In my view, the chronic medication service (CMS) is a necessary step towards securing a future role for pharmacists within the community pharmacy setting.
There are two sides to CMS. There is the repeat supply of medicine via serial prescriptions, and the clinical side of the service in which community pharmacists provide pharmaceutical care for the patient. Both have merit. However, neither side has reached its full potential yet.
With this in mind I presented a positive take on CMS at the recent Scottish National Seminar focusing on the clinical side of the service.
Based largely on the findings of the National Review of Asthma deaths 2014 (NRAD), I decided to exploit the unprecedented access to patients I have as a community pharmacist in an attempt to deliver some clinical returns. Many asthma deaths are preventable, so I set about creating a simple plan to first find and then enhance the support of people with asthma who had not engaged with my local general practice team.
Relationships and co-operation are key to the success of any multidisciplinary service. I did a number of searches of the surgery asthma list, kindly facilitated by the practice team and my GP colleagues.
I generated three searches:
1. Patients who had been prescribed salbutamol in the previous 12 months and/or had a diagnosis of asthma who had failed to attend their annual asthma review in the practice in the previous 12 months.
2. Patients prescribed more than 12 beta-agonist inhalers in the previous 12 months.
3. Patients prescribed oral prednisolone in the previous 12 months.
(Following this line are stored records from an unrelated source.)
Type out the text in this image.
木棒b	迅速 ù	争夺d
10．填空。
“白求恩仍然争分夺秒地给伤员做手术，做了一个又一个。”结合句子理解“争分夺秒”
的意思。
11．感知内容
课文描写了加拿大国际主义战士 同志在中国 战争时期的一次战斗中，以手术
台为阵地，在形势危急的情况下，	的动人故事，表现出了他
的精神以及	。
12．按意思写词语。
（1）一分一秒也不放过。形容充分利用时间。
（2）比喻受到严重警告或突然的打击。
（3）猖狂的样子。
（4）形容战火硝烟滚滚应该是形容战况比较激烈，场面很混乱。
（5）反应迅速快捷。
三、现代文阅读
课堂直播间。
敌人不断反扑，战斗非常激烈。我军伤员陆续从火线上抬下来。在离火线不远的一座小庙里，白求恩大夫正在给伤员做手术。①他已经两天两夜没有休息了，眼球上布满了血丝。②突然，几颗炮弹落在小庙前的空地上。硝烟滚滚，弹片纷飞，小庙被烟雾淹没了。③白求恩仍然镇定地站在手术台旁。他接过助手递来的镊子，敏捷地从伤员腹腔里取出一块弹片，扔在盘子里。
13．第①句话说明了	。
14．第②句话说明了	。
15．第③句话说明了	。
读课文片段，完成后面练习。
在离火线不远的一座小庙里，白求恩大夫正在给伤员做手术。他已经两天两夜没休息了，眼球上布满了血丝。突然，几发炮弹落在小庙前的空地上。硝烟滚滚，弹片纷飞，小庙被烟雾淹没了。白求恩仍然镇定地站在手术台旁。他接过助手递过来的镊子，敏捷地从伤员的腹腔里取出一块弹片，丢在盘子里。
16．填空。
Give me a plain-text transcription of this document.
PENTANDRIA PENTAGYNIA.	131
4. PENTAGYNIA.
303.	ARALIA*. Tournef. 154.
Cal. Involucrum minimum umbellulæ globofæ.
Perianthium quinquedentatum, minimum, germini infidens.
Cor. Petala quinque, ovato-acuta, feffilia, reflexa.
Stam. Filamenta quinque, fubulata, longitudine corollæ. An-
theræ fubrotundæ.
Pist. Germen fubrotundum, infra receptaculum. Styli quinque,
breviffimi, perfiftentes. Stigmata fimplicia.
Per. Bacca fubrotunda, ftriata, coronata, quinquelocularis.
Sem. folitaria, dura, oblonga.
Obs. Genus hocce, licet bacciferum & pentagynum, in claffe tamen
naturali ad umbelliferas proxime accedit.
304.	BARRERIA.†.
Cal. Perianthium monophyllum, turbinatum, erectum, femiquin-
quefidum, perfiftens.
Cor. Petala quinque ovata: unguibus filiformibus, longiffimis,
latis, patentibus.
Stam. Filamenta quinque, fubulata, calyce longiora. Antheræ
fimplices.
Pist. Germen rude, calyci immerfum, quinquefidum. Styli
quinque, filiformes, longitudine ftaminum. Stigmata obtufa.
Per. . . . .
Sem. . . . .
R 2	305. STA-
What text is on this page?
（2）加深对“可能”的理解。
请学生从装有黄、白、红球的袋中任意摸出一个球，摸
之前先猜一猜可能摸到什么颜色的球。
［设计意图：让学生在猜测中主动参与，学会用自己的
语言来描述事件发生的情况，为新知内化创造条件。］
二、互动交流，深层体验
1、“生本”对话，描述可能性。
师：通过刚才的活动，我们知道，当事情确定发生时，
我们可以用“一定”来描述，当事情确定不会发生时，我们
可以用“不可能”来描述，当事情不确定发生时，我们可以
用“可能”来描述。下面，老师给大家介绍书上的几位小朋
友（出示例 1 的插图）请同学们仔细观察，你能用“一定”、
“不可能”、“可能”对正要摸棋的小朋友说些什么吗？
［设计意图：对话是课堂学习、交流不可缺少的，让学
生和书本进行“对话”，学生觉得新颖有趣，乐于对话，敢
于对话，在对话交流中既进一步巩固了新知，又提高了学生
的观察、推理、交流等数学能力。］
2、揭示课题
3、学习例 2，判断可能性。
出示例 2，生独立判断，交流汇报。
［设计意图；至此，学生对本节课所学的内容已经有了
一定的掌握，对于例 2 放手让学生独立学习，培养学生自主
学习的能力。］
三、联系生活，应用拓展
I used these searches in the community pharmacy setting to identify, intervene and conduct a mini asthma review with patients. I found a significant number of people who would benefit from further support in improving the management of their asthma. As part of the CMS service, I fed back my findings to the practice team so that they could be recorded in the patient’s record.
I should make it clear that the patients who did attend the surgery regularly were extremely well managed locally. However, if the patient did not choose to attend the practice,the surgery team are in a tricky position if they intend to support these patients.
My CMS pilot was a success because I observed that the person with asthma was required to visit the pharmacy to collect their reliever medication.
There has been much talk recently of pharmacists working in GP practices. I think this, along with any other scheme that utilises the unique skill set of the pharmacist, is an excellent idea. However, I am much more in favour of the profession encouraging pharmacists to work in pharmacies to deliver clinical returns for patients and be paid for doing so accordingly.
I am now in the final stages of planning independent prescribing clinics to support, among other groups, people with asthma within the community pharmacy. Combining these clinics with the CMS case findings that I have described above will hopefully mean that my clinical list will be comprised largely of people who cannot be reached by the GP practice team. Therefore I am not duplicating the good work that already takes place. On the contrary, I am going after the people with asthma that require additional support.
I am hopeful that by taking the best bits of community pharmacy, like unprecedented access, and combining them with a little basic clinical work, I can deliver positive results for patients.